ANN: new LSM guidelines

Tetsuo Handa penguin-kernel at I-love.SAKURA.ne.jp
Tue Sep 12 01:29:35 UTC 2023


On 2023/09/12 5:04, Paul Moore wrote:
>> If one of userspace tools designed for the new LSM depends on the LSM ID, when can
>> the author of the new LSM obtain the stable LSM ID for that LSM ?
> 
> A permanent LSM ID is assigned to LSMs when they are merged into the
> upstream LSM tree.  This is no different than any other kernel defined
> macro constant, enum, magic number, etc. that is shared between kernel
> and userspace and is considered part of the kernel's API.

Then, your

  * The new LSM must be sufficiently unique to justify the additional work
  involved in reviewing, maintaining, and supporting the LSM.  It is reasonable
  for there to be a level of overlap between LSMs, but either the security model
  or the admin/user experience must be significantly unique.

is an ultimately unfair requirement, for the combination of

  Ultimately, new LSMs are added to the kernel at the discretion of the maintainers
  and reviewers.

and

  A permanent LSM ID is assigned to LSMs when they are merged into the upstream
  LSM tree.

causes locking out not-yet-in-tree and out-of-tree LSMs.

> I understand you are opposed to the numeric LSM ID as part of the
> kernel's API, but I believe this is both the correct way forward, and
> consistent with other kernel APIs.  It is your right to disagree, but
> I have yet to see a reason to revisit this decision and respectfully
> request that you accept this and refrain from revisiting this argument
> unless you have new information which would warrant a new discussion.

I'm not against the numeric LSM ID itself. I'm against the policy for assigning
numeric LSM ID. The numeric LSM ID can become the correct way forward only if
the following problem is solved.



A market is not a location where only products that passed a patent examination
are available. There are always products which failed to pass a patent examination.
But you are trying to make products which failed to pass a patent examination into
unavailable state, by requiring each product to get a barcode number which is assigned
to only products that passed a patent examination. Such situation is a regression
compared to requiring each product to have a product name.

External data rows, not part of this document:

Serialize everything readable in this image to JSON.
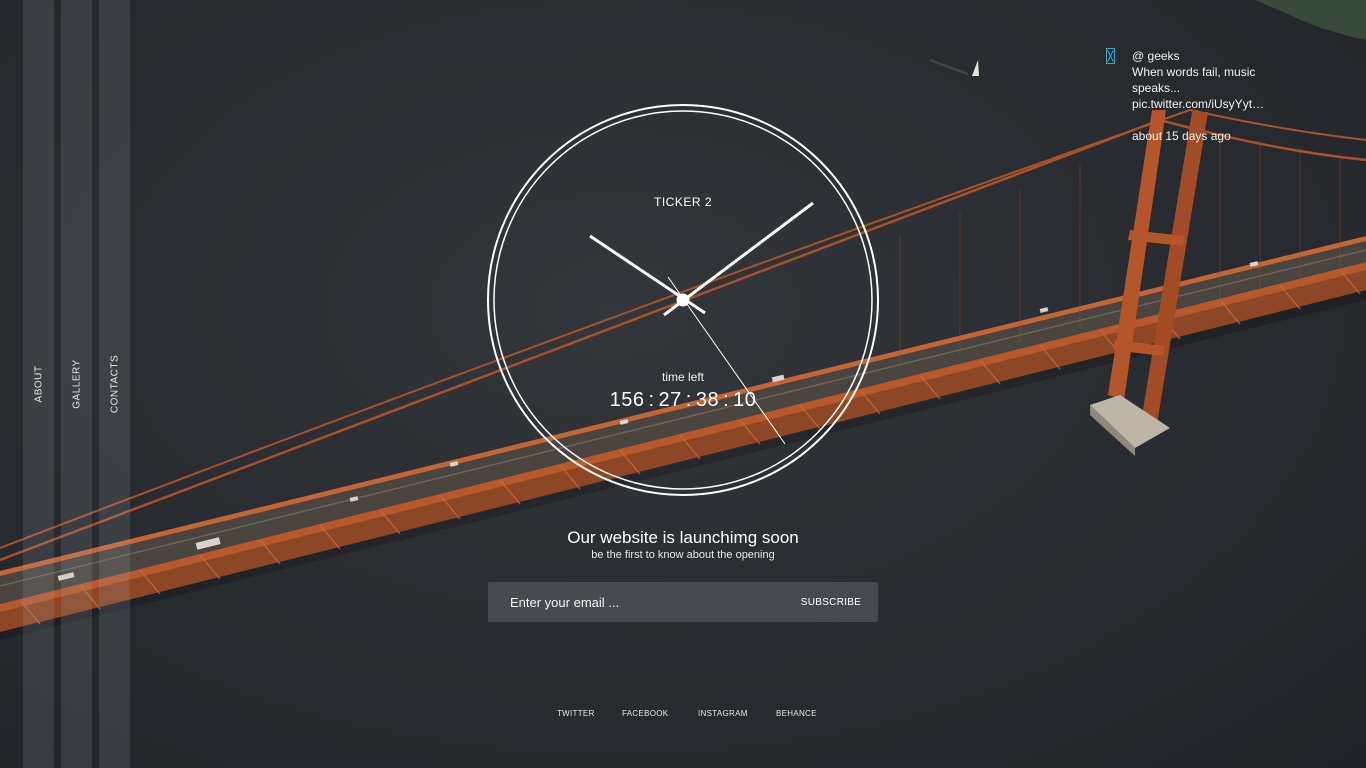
{
  "nav": {
    "items": [
      {
        "label": "ABOUT"
      },
      {
        "label": "GALLERY"
      },
      {
        "label": "CONTACTS"
      }
    ]
  },
  "clock": {
    "title": "TICKER 2",
    "time_left_label": "time left",
    "countdown": {
      "days": "156",
      "hours": "27",
      "minutes": "38",
      "seconds": "10"
    }
  },
  "launch": {
    "headline": "Our website is launchimg soon",
    "subline": "be the first to know about the opening"
  },
  "subscribe": {
    "placeholder": "Enter your email ...",
    "button_label": "SUBSCRIBE"
  },
  "social": {
    "links": [
      {
        "label": "TWITTER"
      },
      {
        "label": "FACEBOOK"
      },
      {
        "label": "INSTAGRAM"
      },
      {
        "label": "BEHANCE"
      }
    ]
  },
  "tweet": {
    "handle": "@ geeks",
    "text": "When words fail, music speaks... pic.twitter.com/iUsyYyt…",
    "time": "about 15 days ago",
    "icon": "hourglass-icon"
  },
  "colors": {
    "background": "#2a2d31",
    "bridge": "#b8592c",
    "accent_icon": "#3fa7c4"
  }
}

A Linux kernel is not a program where only codes that passed a patent examination
can be loaded and executed. There are always programs which failed to pass a patent
examination. But you are trying to make programs which failed to pass a patent
examination into unavailable state, by requiring each program to get an identifier
which is assigned to only programs that passed a patent examination.

LSMs are one of programs designed for the Linux kernel. That is, there are always
LSMs which failed to become one of in-tree LSMs. But you are trying to make LSMs
which failed to pass a patent examination into unavailable state, by requiring
each LSM to get an LSM ID which is assigned to only programs that passed a patent
examination.

> LSM developers creating userspace tooling that makes use of the LSM ID
> numbers should use the macro name and not the number, this should
> allow the tooling to support the permanent LSM ID with a simple
> recompile.

"Using the macro name and not the number" is the catch-22 situation. The problem is
that LSMs which are under review for becoming one of in-tree LSMs (and LSMs which
failed to become one of in-tree LSMs due to the patent examination) cannot rely on
the macro from the code in the public git repository due to lack of a stable number
for that macro.

When someone wants to try the userspace tooling, you are saying that that someone
can use -DLSM_NUMERIC_ID_FOR_THAT_LSM_MODULE=... argument to gcc when compiling
the userspace, without saying the ... part. The consequence will be conflicts
between multiple LSMs and/or non-working userspace tools. This will not facilitate
use of the LSM interface.



Whether LSM ID is "consistent with other kernel APIs" is completely irrelevant.

The LSM ID must behave like PCI device IDs and/or entries in /etc/services .
That is, whether the device driver and/or networking services are available
in the upstream kernel is irrelevant. PCI device drivers which are not available
in the upstream kernel are allowed to be loaded. The LSM ID database must behave
like the list of all LSMs which are publicly available in the world, rather than
what LSMs are permitted to be loaded and what userspace tools can work.

The current LSM ID is designed for locking out all products which are not available
in the upstream market. The concept of LSM ID must be changed to allow any product
to be publicly available from somewhere in the world. Otherwise, use of numeric ID
(and the "LSM syscall patchset" which uses the numeric ID) is a complete garbage.



The LSM ID is not a API. The LSM ID is a publicly available database.
Passing a patent examination must not be a requirement for assigning a stable LSM ID.
The LSM ID numbers must be available to all publicly available LSMs.

That is, either get rid of the patent examination requirement (so that whatever
proposed LSMs can become in-tree as long as maintaining and supporting the new
LSM for an extended period of time are committed), or assign the LSM ID by an
independent organization rather than at the discretion of the maintainers and
reviewers (so that whatever LSM can obtain a stable LSM ID regardless of whether
that LSM succeeds in becoming one of in-tree LSMs).